Incredulity of st Thomas, Caravaggio.




The Burial of the Count of Orgaz, El Greco.

El Greco (1541 – April 7, 1614) was a painter, sculptor and architect of the Spanish Renaissance. "El Greco" (The Greek) was a nickname, a reference to his ethnic Greek origin, and the artist normally signed his paintings with his full birth name in Greek letters, ΔομήνικοςΘεοτοκόπουλος (Doménikos Theotokópoulos).

El Greco was born on Crete, which was at that time part of the Republic of Venice, and the centre of Post-Byzantine art. He trained and became a master within that tradition before traveling at age 26 to Venice, as other Greek artists had done. In 1570 he moved to Rome, where he opened a workshop and executed a series of works. During his stay in Italy, El Greco enriched his style with elements of Mannerism and of the Venetian Renaissance. In 1577, he moved to Toledo, Spain, where he lived and worked until his death. In Toledo, El Greco received several major commissions and produced his best-known paintings.

El Greco's dramatic and expressionistic style was met with puzzlement by his contemporaries but found appreciation in the 20th century. El Greco is regarded as a precursor of both Expressionism and Cubism.
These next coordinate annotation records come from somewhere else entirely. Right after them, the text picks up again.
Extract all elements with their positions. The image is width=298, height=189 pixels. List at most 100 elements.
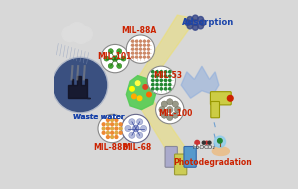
Circle shape — [164, 88, 167, 90]
Circle shape — [193, 25, 198, 30]
Circle shape — [131, 56, 134, 58]
Circle shape — [102, 127, 105, 130]
Text: MIL-100: MIL-100 — [158, 109, 193, 118]
FancyBboxPatch shape — [175, 154, 187, 175]
Circle shape — [160, 71, 162, 73]
Circle shape — [148, 52, 149, 54]
Circle shape — [136, 52, 137, 54]
Circle shape — [148, 40, 149, 42]
Circle shape — [115, 123, 118, 126]
Circle shape — [139, 52, 142, 54]
Circle shape — [218, 139, 222, 143]
Circle shape — [117, 49, 122, 54]
Text: H₂O: H₂O — [192, 145, 204, 150]
Circle shape — [143, 40, 145, 42]
Circle shape — [198, 16, 204, 22]
FancyBboxPatch shape — [211, 101, 220, 118]
Circle shape — [106, 123, 109, 126]
Circle shape — [131, 40, 134, 42]
Circle shape — [121, 56, 126, 61]
Circle shape — [106, 136, 109, 138]
Circle shape — [143, 85, 148, 89]
Circle shape — [111, 127, 114, 130]
Circle shape — [125, 125, 131, 132]
Circle shape — [148, 56, 149, 58]
Circle shape — [187, 23, 193, 29]
Text: MIL-68: MIL-68 — [122, 143, 151, 152]
Circle shape — [143, 44, 145, 46]
Circle shape — [98, 114, 126, 143]
Circle shape — [119, 123, 122, 126]
Circle shape — [174, 107, 181, 113]
Circle shape — [104, 56, 109, 61]
Circle shape — [172, 101, 179, 107]
Circle shape — [156, 95, 184, 124]
Circle shape — [143, 48, 145, 50]
Circle shape — [167, 114, 173, 121]
Circle shape — [131, 48, 134, 50]
Circle shape — [68, 23, 87, 42]
Circle shape — [126, 35, 155, 63]
Circle shape — [135, 81, 140, 85]
Circle shape — [129, 132, 135, 138]
Circle shape — [115, 119, 118, 122]
Circle shape — [143, 56, 145, 58]
Circle shape — [62, 26, 77, 42]
Circle shape — [112, 56, 118, 61]
Circle shape — [198, 23, 204, 29]
Text: MIL-88A: MIL-88A — [121, 26, 156, 35]
Polygon shape — [68, 76, 90, 98]
Circle shape — [169, 88, 171, 90]
Circle shape — [161, 112, 167, 118]
Circle shape — [152, 84, 154, 86]
Circle shape — [169, 75, 171, 77]
Circle shape — [167, 107, 173, 112]
Circle shape — [111, 131, 114, 134]
Polygon shape — [126, 76, 156, 110]
Circle shape — [136, 40, 137, 42]
Circle shape — [130, 87, 134, 91]
Circle shape — [102, 131, 105, 134]
Circle shape — [143, 52, 145, 54]
Polygon shape — [181, 66, 219, 98]
Circle shape — [156, 88, 158, 90]
Circle shape — [156, 79, 158, 81]
Circle shape — [161, 101, 167, 107]
Circle shape — [136, 56, 137, 58]
FancyBboxPatch shape — [210, 92, 231, 105]
Circle shape — [129, 119, 135, 125]
Circle shape — [108, 49, 113, 54]
Circle shape — [101, 44, 129, 73]
Text: MIL-53: MIL-53 — [153, 71, 182, 80]
Circle shape — [131, 52, 134, 54]
Text: MIL-88B: MIL-88B — [94, 143, 129, 152]
Circle shape — [200, 20, 206, 26]
Circle shape — [119, 131, 122, 134]
Circle shape — [187, 16, 193, 22]
Circle shape — [147, 66, 176, 94]
Circle shape — [106, 119, 109, 122]
Circle shape — [108, 63, 113, 68]
Circle shape — [136, 132, 143, 138]
Circle shape — [160, 84, 162, 86]
Circle shape — [198, 144, 201, 147]
Circle shape — [169, 79, 171, 81]
Polygon shape — [136, 15, 196, 85]
Circle shape — [167, 99, 173, 105]
Circle shape — [52, 57, 108, 113]
Circle shape — [152, 79, 154, 81]
Circle shape — [169, 71, 171, 73]
Text: Waste water: Waste water — [73, 114, 125, 120]
Circle shape — [148, 44, 149, 46]
Circle shape — [147, 92, 151, 97]
Circle shape — [139, 56, 142, 58]
Circle shape — [115, 127, 118, 130]
FancyBboxPatch shape — [165, 146, 177, 167]
Circle shape — [156, 75, 158, 77]
Circle shape — [132, 94, 136, 99]
Circle shape — [152, 88, 154, 90]
Circle shape — [193, 15, 198, 21]
Circle shape — [172, 112, 179, 118]
Circle shape — [111, 136, 114, 138]
FancyBboxPatch shape — [184, 146, 196, 167]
Perseus with the Head of Medusa, Benvenuto Cellini.

Benvenuto Cellini was one of the most important artists of Mannerism.

Mannerism was the first style supported by the Catholic Church as propaganda for the Inquisition.
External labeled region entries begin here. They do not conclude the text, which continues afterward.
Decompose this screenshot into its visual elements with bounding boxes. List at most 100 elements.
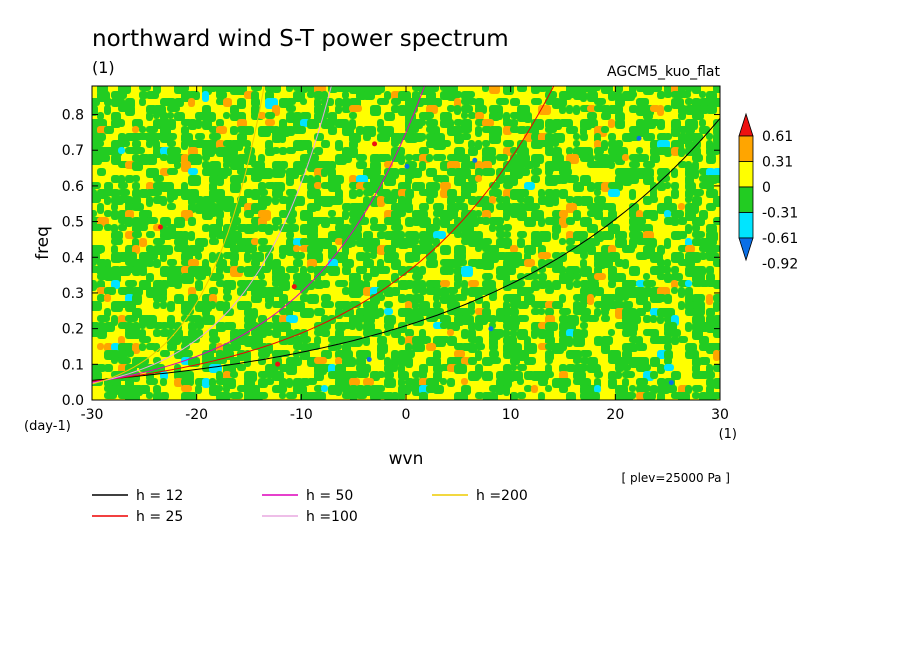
contour-cell — [244, 315, 256, 324]
contour-cell — [132, 175, 140, 182]
contour-cell — [349, 105, 362, 112]
contour-cell — [699, 252, 707, 260]
contour-cell — [230, 259, 238, 267]
contour-cell — [545, 385, 552, 392]
contour-cell — [706, 252, 719, 261]
contour-cell — [258, 189, 268, 196]
contour-cell — [384, 301, 393, 308]
contour-cell — [419, 336, 431, 344]
contour-cell — [279, 196, 288, 204]
contour-cell — [489, 182, 500, 189]
contour-cell — [713, 217, 720, 225]
contour-cell — [468, 280, 479, 287]
legend-label: h = 12 — [136, 488, 183, 504]
contour-cell — [181, 378, 194, 386]
contour-cell — [706, 133, 713, 140]
contour-cell — [594, 140, 601, 149]
contour-cell — [685, 322, 692, 332]
contour-cell — [426, 238, 433, 246]
contour-cell — [475, 126, 482, 137]
contour-cell — [524, 217, 536, 227]
contour-cell — [363, 273, 372, 281]
contour-cell — [580, 259, 587, 268]
contour-cell — [594, 385, 601, 393]
contour-cell — [517, 301, 529, 309]
contour-cell — [216, 280, 225, 287]
contour-cell — [209, 210, 217, 217]
contour-cell — [496, 385, 504, 395]
contour-cell — [433, 231, 446, 239]
contour-cell — [216, 266, 223, 275]
contour-cell — [454, 91, 462, 98]
contour-cell — [706, 294, 713, 305]
contour-cell — [454, 294, 467, 301]
contour-cell — [524, 196, 534, 205]
contour-cell — [615, 371, 622, 379]
contour-cell — [118, 189, 130, 196]
contour-cell — [503, 266, 516, 275]
contour-cell — [167, 133, 177, 140]
contour-cell — [328, 266, 340, 276]
contour-cell — [426, 315, 438, 322]
contour-cell — [545, 322, 558, 331]
contour-cell — [664, 210, 671, 218]
contour-cell — [706, 105, 717, 114]
contour-cell — [510, 245, 518, 253]
contour-cell — [454, 231, 462, 238]
contour-cell — [426, 168, 437, 177]
contour-cell — [104, 343, 113, 352]
contour-cell — [279, 252, 286, 259]
contour-cell — [545, 371, 554, 378]
contour-cell — [342, 259, 354, 268]
contour-cell — [475, 168, 483, 177]
contour-cell — [363, 231, 373, 240]
contour-cell — [216, 91, 227, 99]
contour-cell — [517, 238, 525, 248]
contour-cell — [622, 259, 629, 269]
contour-cell — [195, 322, 204, 329]
contour-cell — [440, 294, 449, 304]
contour-cell — [132, 126, 139, 133]
contour-cell — [454, 280, 461, 289]
contour-cell — [202, 308, 210, 317]
contour-cell — [230, 147, 238, 156]
contour-cell — [685, 126, 695, 134]
contour-cell — [622, 371, 635, 378]
contour-cell — [426, 259, 438, 268]
contour-cell — [139, 224, 148, 231]
contour-cell — [678, 91, 691, 98]
contour-cell — [384, 154, 391, 163]
contour-cell — [685, 259, 695, 268]
contour-cell — [356, 287, 364, 296]
contour-cell — [279, 147, 287, 155]
contour-cell — [181, 238, 188, 247]
contour-cell — [251, 294, 262, 303]
contour-cell — [531, 126, 539, 135]
contour-cell — [629, 343, 638, 352]
contour-cell — [237, 329, 250, 336]
contour-cell — [370, 217, 378, 225]
contour-cell — [356, 385, 365, 394]
contour-cell — [118, 147, 125, 154]
contour-cell — [279, 385, 287, 393]
contour-cell — [202, 119, 212, 130]
contour-cell — [209, 329, 218, 338]
contour-cell — [384, 91, 391, 100]
contour-cell — [517, 154, 530, 163]
x-tick-label: -30 — [81, 407, 104, 423]
contour-cell — [601, 336, 613, 345]
contour-cell — [174, 217, 185, 228]
contour-cell — [692, 231, 705, 238]
contour-cell — [713, 119, 720, 128]
contour-cell — [615, 140, 623, 148]
contour-cell — [370, 266, 379, 277]
contour-cell — [384, 308, 393, 315]
contour-cell — [706, 189, 718, 198]
contour-cell — [573, 273, 581, 280]
contour-cell — [216, 126, 227, 134]
contour-cell — [251, 238, 259, 245]
contour-cell — [475, 231, 483, 240]
contour-cell — [552, 231, 559, 240]
contour-cell — [671, 273, 683, 281]
contour-cell — [188, 259, 199, 267]
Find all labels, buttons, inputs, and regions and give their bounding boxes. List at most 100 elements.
Mannerism is a period of European art that emerged from the later years of the Italian High Renaissance around 1520. It lasted until about 1580 in Italy, when a more Baroque style began to replace it. Mannerism is notable for its intellectual sophistication as well as its artificial (as opposed to naturalistic) qualities.
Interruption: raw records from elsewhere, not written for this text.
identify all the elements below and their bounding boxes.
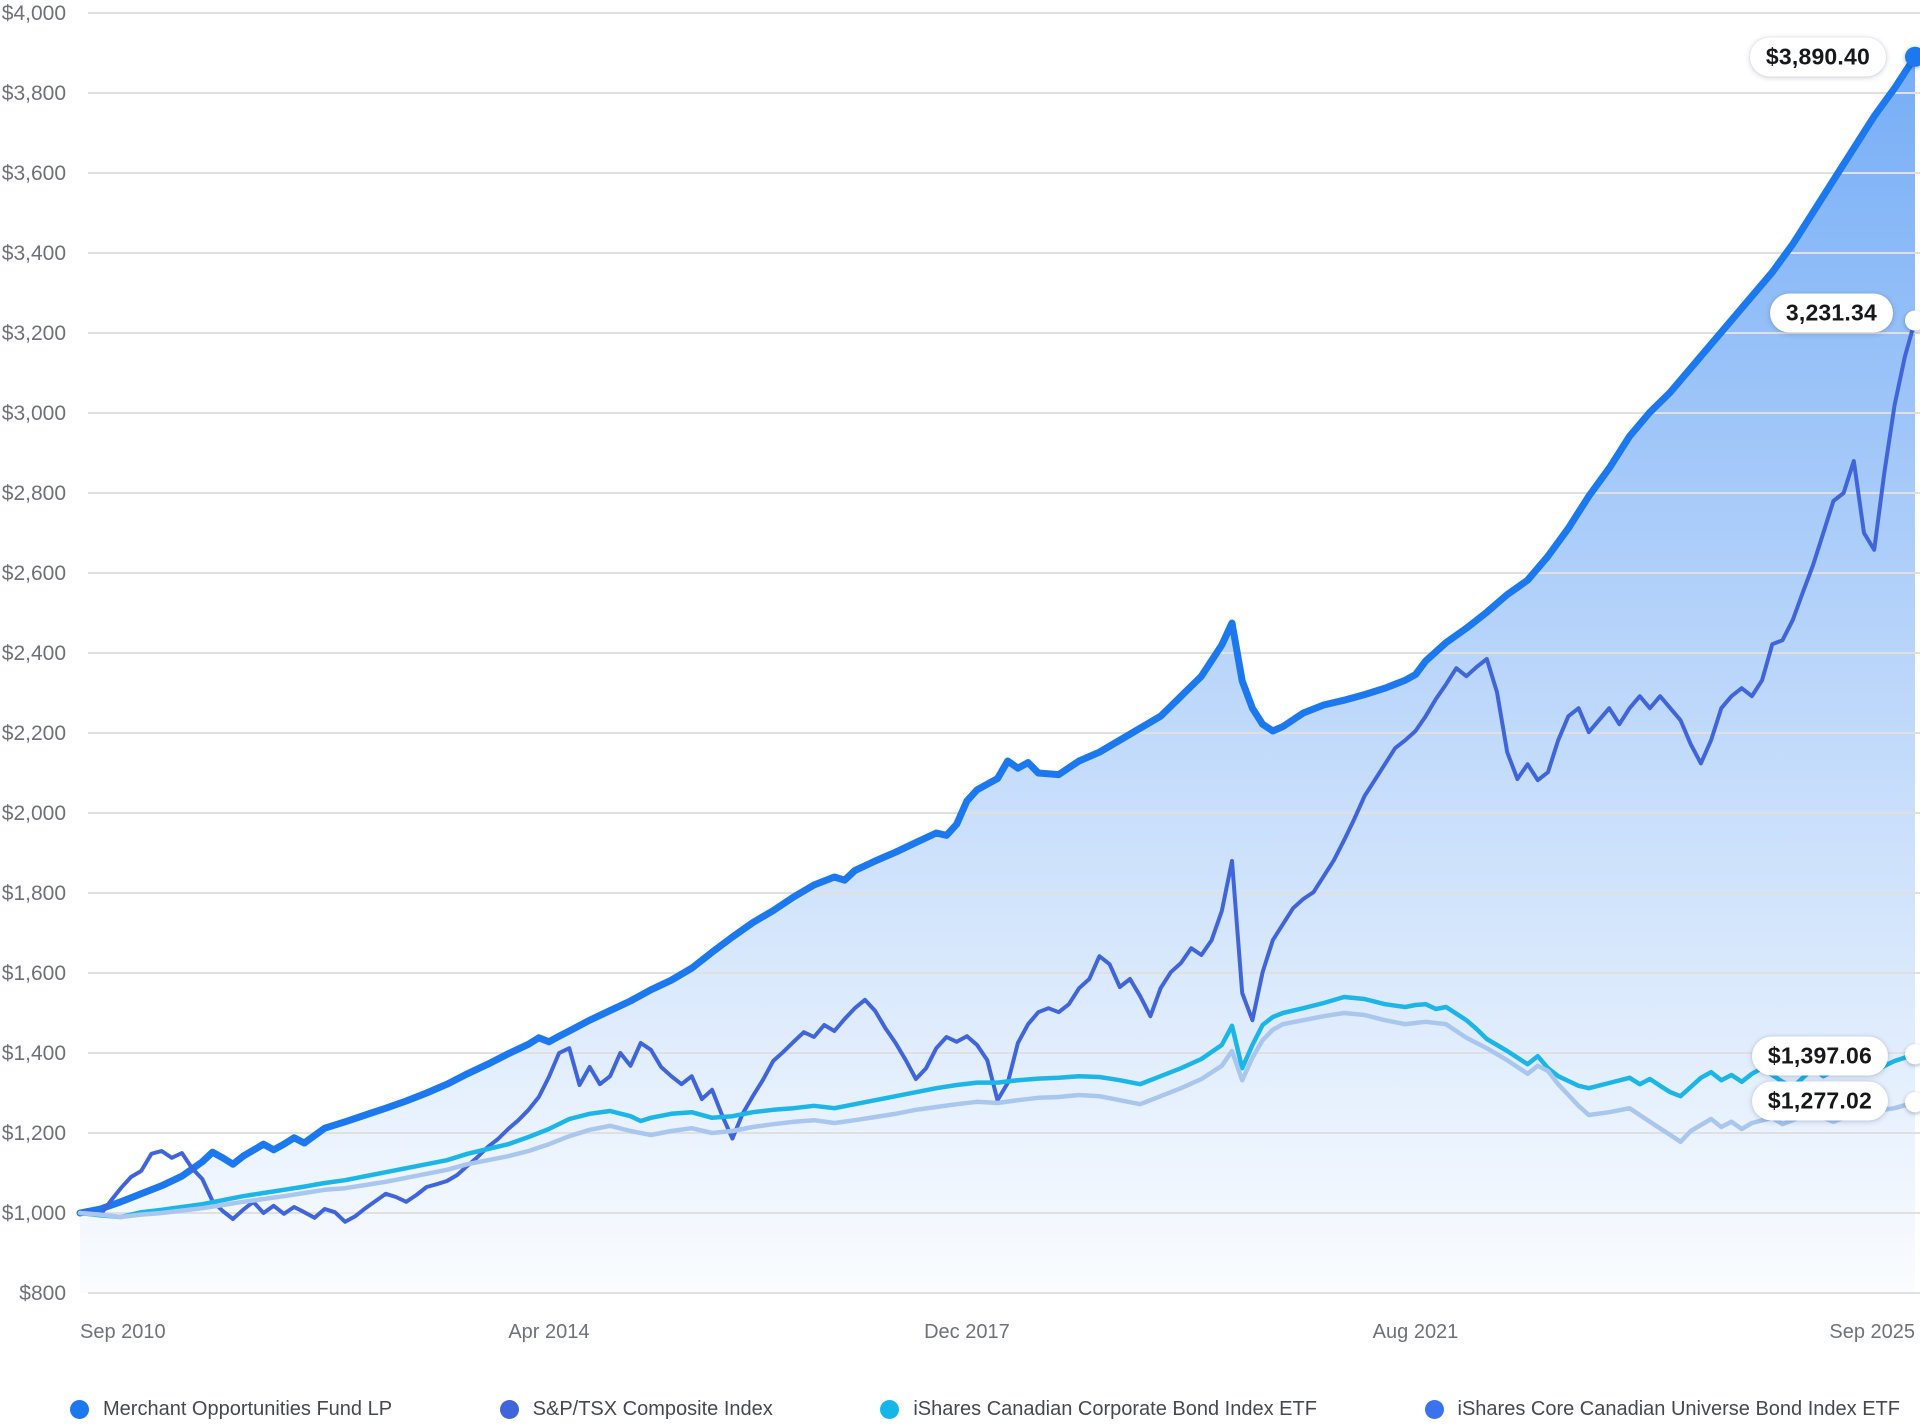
y-axis-tick-label: $4,000	[2, 2, 66, 25]
y-axis-tick-label: $2,000	[2, 802, 66, 825]
series-lines	[76, 53, 1919, 1224]
y-axis-tick-label: $3,000	[2, 402, 66, 425]
y-axis-tick-label: $2,200	[2, 722, 66, 745]
legend-item-label: S&P/TSX Composite Index	[532, 1397, 773, 1420]
series-line-1	[76, 53, 1919, 1217]
legend-item-1[interactable]: Merchant Opportunities Fund LP	[70, 1398, 392, 1421]
y-axis-tick-label: $3,200	[2, 322, 66, 345]
merchant-area	[80, 56, 1915, 1293]
y-axis-tick-label: $2,800	[2, 482, 66, 505]
y-axis-labels: $4,000 $3,800 $3,600 $3,400 $3,200 $3,000 $2,8…	[2, 2, 66, 1305]
legend-item-2[interactable]: S&P/TSX Composite Index	[499, 1397, 773, 1421]
x-axis-tick-label: Aug 2021	[1373, 1321, 1459, 1343]
y-axis-tick-label: $3,400	[2, 242, 66, 265]
end-dot-series-3	[1905, 1044, 1920, 1065]
legend-item-label: iShares Core Canadian Universe Bond Inde…	[1457, 1397, 1900, 1420]
series-end-dots	[1905, 46, 1920, 1113]
legend-item-3[interactable]: iShares Canadian Corporate Bond Index ET…	[880, 1398, 1317, 1421]
legend-item-4[interactable]: iShares Core Canadian Universe Bond Inde…	[1424, 1397, 1900, 1421]
x-axis-tick-label: Dec 2017	[924, 1321, 1010, 1343]
end-dot-series-4	[1905, 1092, 1920, 1113]
y-axis-tick-label: $1,400	[2, 1042, 66, 1065]
series-line-3	[77, 994, 1918, 1220]
legend-dot-icon	[499, 1399, 519, 1419]
legend-dot-icon	[70, 1399, 89, 1419]
x-axis-tick-label: Sep 2010	[80, 1321, 166, 1343]
end-value-pill-series-1: $3,890.40	[1749, 37, 1886, 77]
end-dot-series-1	[1905, 46, 1920, 67]
series-line-4	[77, 1010, 1918, 1220]
end-value-pill-series-2: 3,231.34	[1769, 293, 1893, 332]
legend-item-label: iShares Canadian Corporate Bond Index ET…	[913, 1397, 1317, 1420]
x-axis-tick-label: Sep 2025	[1829, 1321, 1915, 1343]
end-value-pill-series-3: $1,397.06	[1751, 1036, 1888, 1076]
chart-legend: Merchant Opportunities Fund LP S&P/TSX Co…	[70, 1390, 1900, 1426]
end-dot-series-2	[1905, 310, 1920, 331]
y-axis-tick-label: $2,600	[2, 562, 66, 585]
x-axis-tick-label: Apr 2014	[508, 1321, 589, 1343]
end-value-pill-series-4: $1,277.02	[1751, 1081, 1888, 1121]
merchant-area-fill	[80, 56, 1915, 1293]
y-axis-tick-label: $1,600	[2, 962, 66, 985]
y-axis-tick-label: $2,400	[2, 642, 66, 665]
series-line-2	[78, 318, 1917, 1224]
y-axis-tick-label: $1,000	[2, 1202, 66, 1225]
y-axis-tick-label: $3,600	[2, 162, 66, 185]
legend-dot-icon	[1424, 1399, 1444, 1419]
legend-dot-icon	[880, 1399, 900, 1419]
y-gridlines	[88, 12, 1920, 1294]
legend-item-label: Merchant Opportunities Fund LP	[103, 1397, 393, 1420]
y-axis-tick-label: $1,200	[2, 1122, 66, 1145]
x-axis-labels: Sep 2010 Apr 2014 Dec 2017 Aug 2021 Sep 2025	[80, 1321, 1915, 1343]
y-axis-tick-label: $3,800	[2, 82, 66, 105]
y-axis-tick-label: $800	[19, 1282, 66, 1305]
y-axis-tick-label: $1,800	[2, 882, 66, 905]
Benvenuto Cellini (3 November 1500 – 13 February 1571) was an Italian goldsmith, sculptor, painter, soldier and musician, who also wrote a famous autobiography. Besides his works in gold and silver, Cellini executed sculptures of grander scale. The most distinguished of these is the bronze group of Perseus with the Head of Medusa, a work (first suggested by Duke CosimoI de Medici) now in the Loggia dei Lanzi at Florence, his attempt to surpass Michelangelo's David and Donatello's Judith and Holofernes. The casting of this work caused Cellini much trouble and anxiety, but it was hailed as a masterpiece as soon as it was completed. Cellini made his most famous work in the French court at Fontainebleau.



Cellini's Saliera, made in Paris, 1540–1543; Gold, partly covered in enamel, with an ebony base.